Mayo, a former USC standout, and Westbrook, a former UCLA star, have a history that began as a friendly, fierce Los Angeles crosstown rivalry.
"We were in the same draft, so I paid a lot of attention to him," Mayo said. "During the summer, we played pickup ball every day. I guarded him and he guarded me.
"He's gotten better and better and better. He's become an All-Star in this league."
And Mayo, a first-round draft choice by Minnesota in 2008 who was swapped on draft night for Grizzlies first-round pick Kevin Love, isn't an All-Star.
But this season, especially when he had to sit out the 10 games because he drank an energy beverage that had some banned substances, he learned some things about himself.
"The guys in this locker room didn't let my 10-game suspension become a distraction," Mayo said. "I tried to work out twice a day to keep my wind, practice, go on trips and be around the guys.
"But it humbled me because I couldn't play and I wasn't allowed in the arena. I had to sit there and watch games on TV. Every three of four minutes, they were talking about the suspension."
His teammates never abandoned him.
"I can't tell you how many calls I got from them while I was suspended and the day I almost got traded," Mayo said. "This is the best locker room I've been in."

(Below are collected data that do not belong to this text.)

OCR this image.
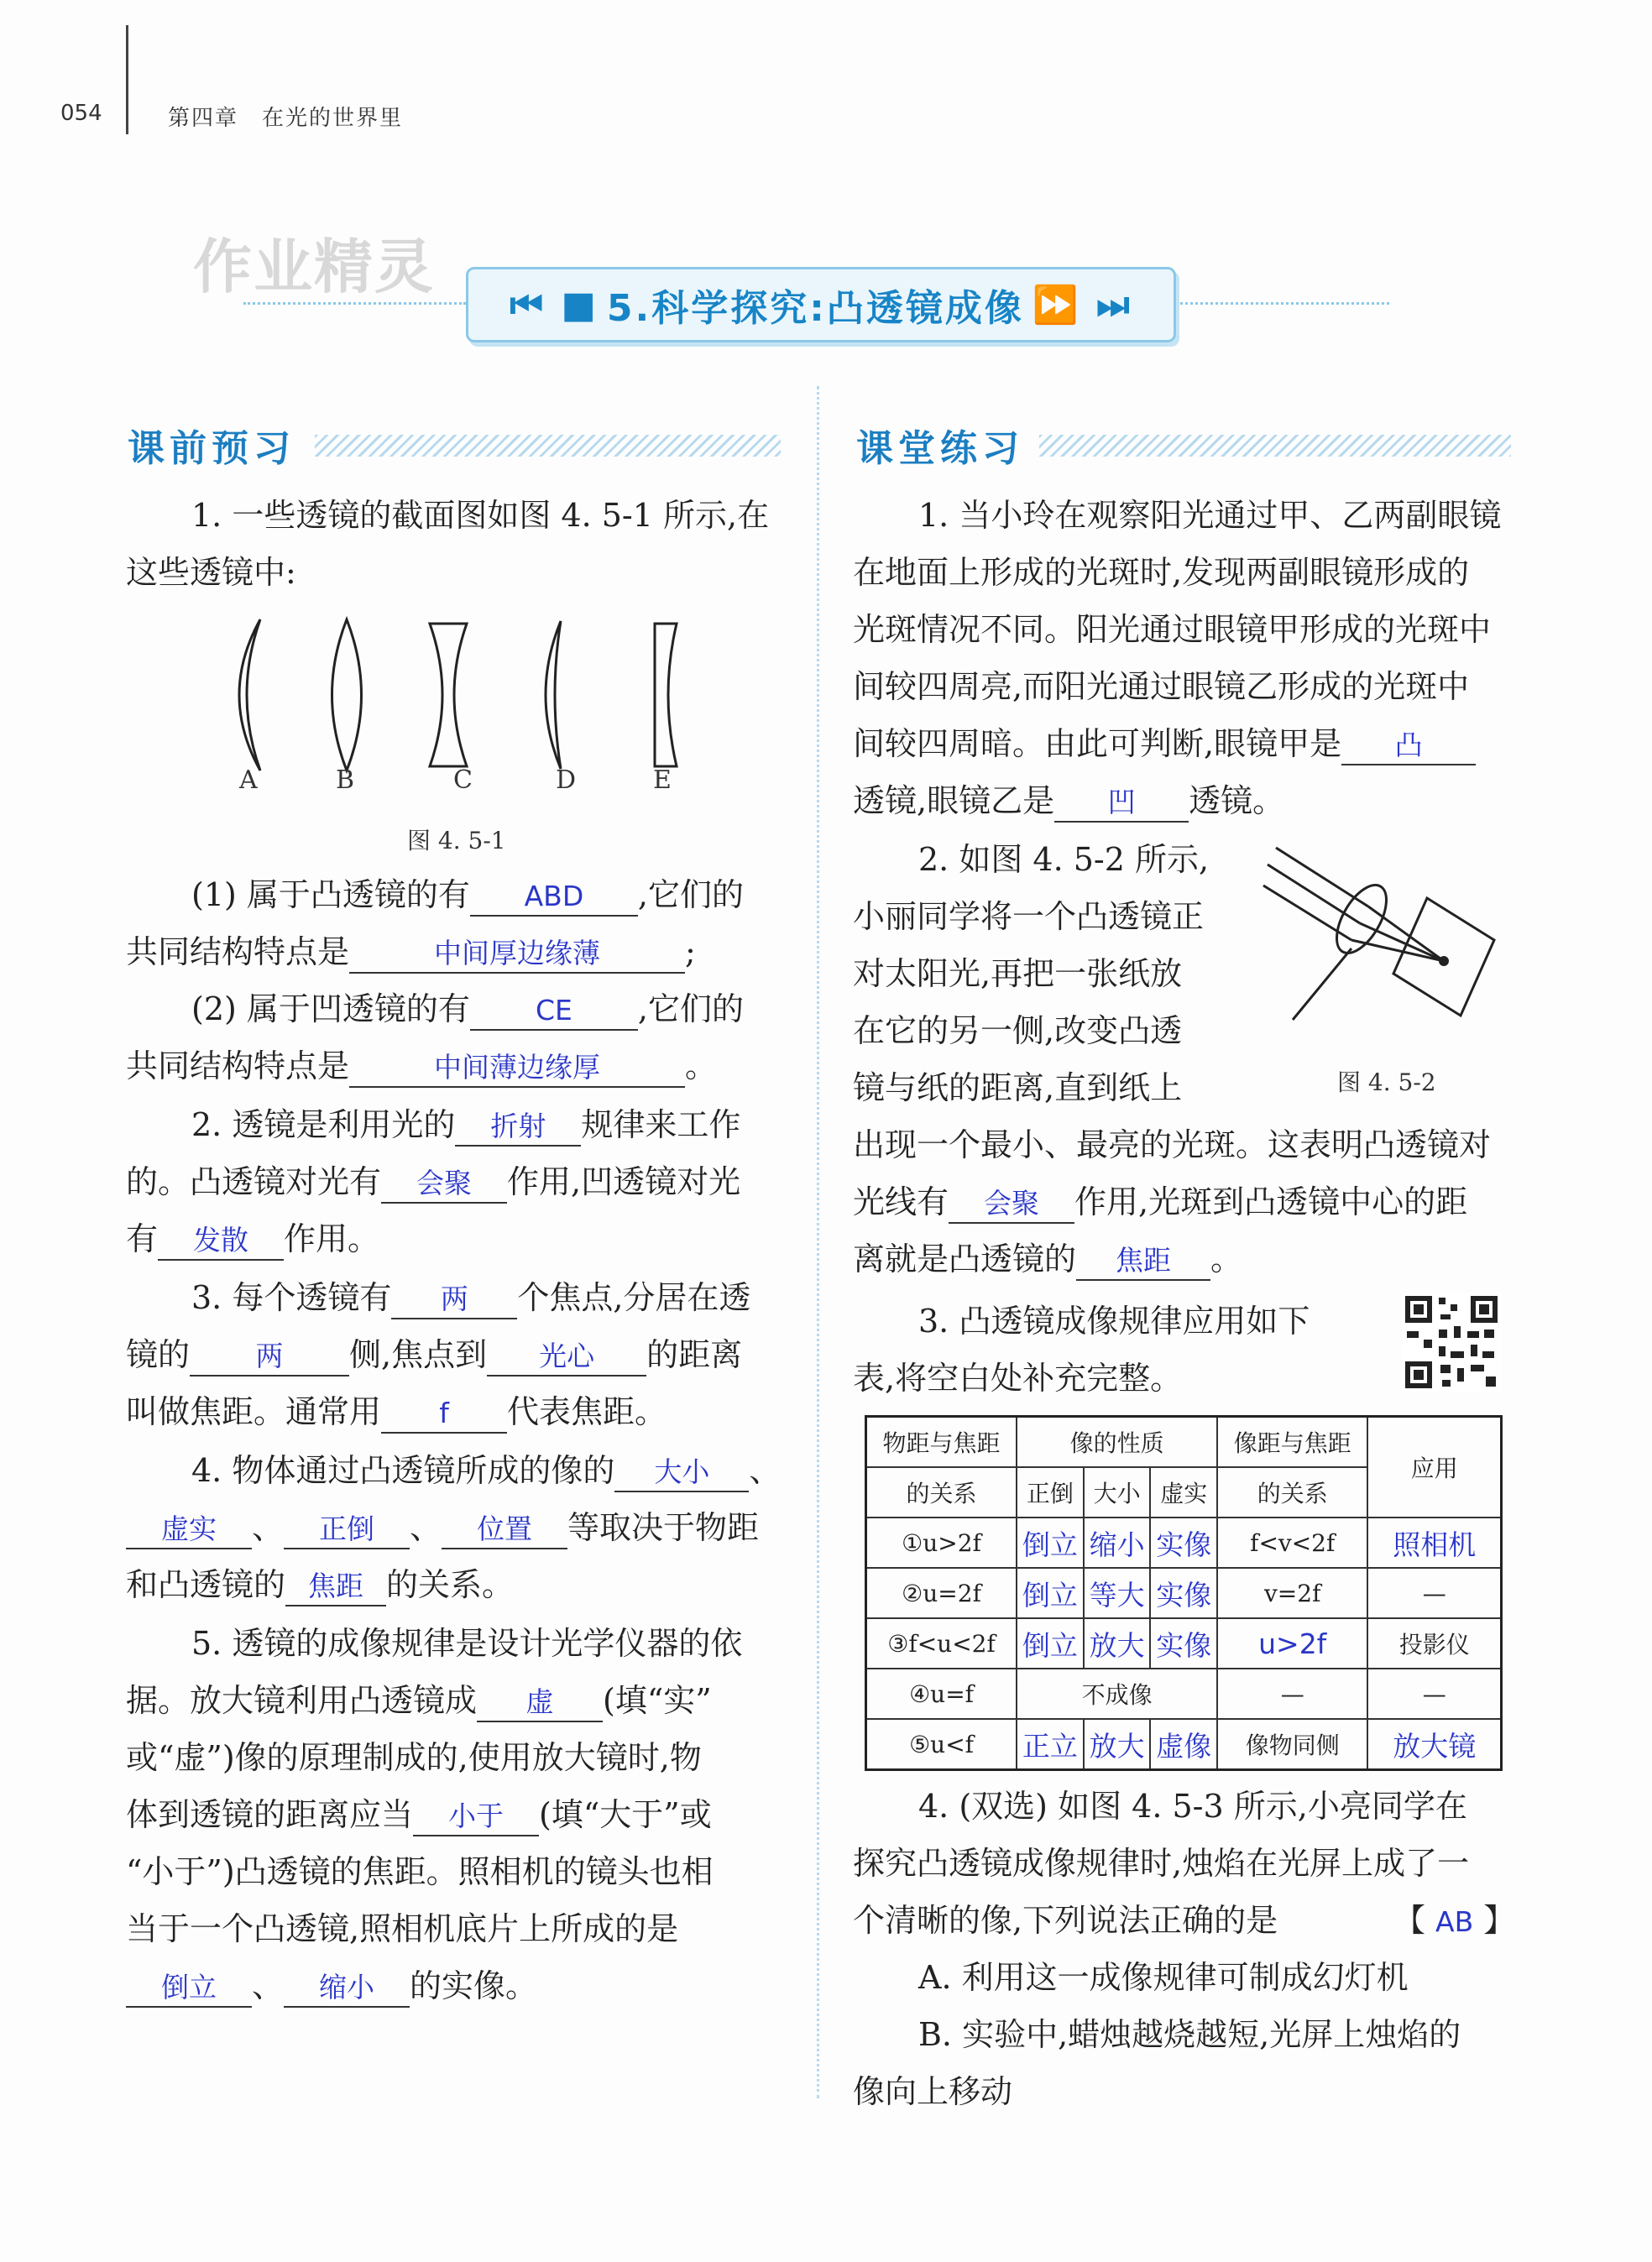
054	第四章　在光的世界里
作业精灵
⏮ ■ 5.科学探究:凸透镜成像 ⏩ ⏭
课前预习
1. 一些透镜的截面图如图 4. 5-1 所示,在
这些透镜中:
A	B	C	D	E
图 4. 5-1
(1) 属于凸透镜的有 ABD ,它们的
共同结构特点是	中间厚边缘薄	;
(2) 属于凹透镜的有 CE ,它们的
共同结构特点是	中间薄边缘厚	。
2. 透镜是利用光的 折射 规律来工作
的。凸透镜对光有 会聚 作用,凹透镜对光
有 发散 作用。
3. 每个透镜有 两 个焦点,分居在透
镜的 两 侧,焦点到 光心 的距离
叫做焦距。通常用 f 代表焦距。
4. 物体通过凸透镜所成的像的 大小 、
虚实 、 正倒 、 位置 等取决于物距
和凸透镜的 焦距 的关系。
5. 透镜的成像规律是设计光学仪器的依
据。放大镜利用凸透镜成 虚 (填“实”
或“虚”)像的原理制成的,使用放大镜时,物
体到透镜的距离应当 小于 (填“大于”或
“小于”)凸透镜的焦距。照相机的镜头也相
当于一个凸透镜,照相机底片上所成的是
倒立 、 缩小 的实像。
课堂练习
1. 当小玲在观察阳光通过甲、乙两副眼镜
在地面上形成的光斑时,发现两副眼镜形成的
光斑情况不同。阳光通过眼镜甲形成的光斑中
间较四周亮,而阳光通过眼镜乙形成的光斑中
间较四周暗。由此可判断,眼镜甲是 凸
透镜,眼镜乙是 凹 透镜。
2. 如图 4. 5-2 所示,
小丽同学将一个凸透镜正
对太阳光,再把一张纸放
在它的另一侧,改变凸透
镜与纸的距离,直到纸上	图 4. 5-2
出现一个最小、最亮的光斑。这表明凸透镜对
光线有 会聚 作用,光斑到凸透镜中心的距
离就是凸透镜的 焦距 。
3. 凸透镜成像规律应用如下
表,将空白处补充完整。
物距与焦距	像的性质			像距与焦距	应用
的关系	正倒	大小	虚实	的关系	
①u>2f	倒立	缩小	实像	f<v<2f	照相机
②u=2f	倒立	等大	实像	v=2f	—
③f<u<2f	倒立	放大	实像	u>2f	投影仪
④u=f	不成像			—	—
⑤u<f	正立	放大	虚像	像物同侧	放大镜
4. (双选) 如图 4. 5-3 所示,小亮同学在
探究凸透镜成像规律时,烛焰在光屏上成了一
个清晰的像,下列说法正确的是	【 AB 】
A. 利用这一成像规律可制成幻灯机
B. 实验中,蜡烛越烧越短,光屏上烛焰的
像向上移动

Mayo's teammates look at him as the adversity poster child. He's gone through the fire and come out the other side. That's why when he made the start Friday night, everyone had total confidence it was the right move, especially Randolph, who had the spacing to score 30 points.
"That kid has had such a tough year," Randolph said. "But he stuck with it. He'd come in the gym late at night, shoot, doing the little things to get better. That's what the NBA is all about."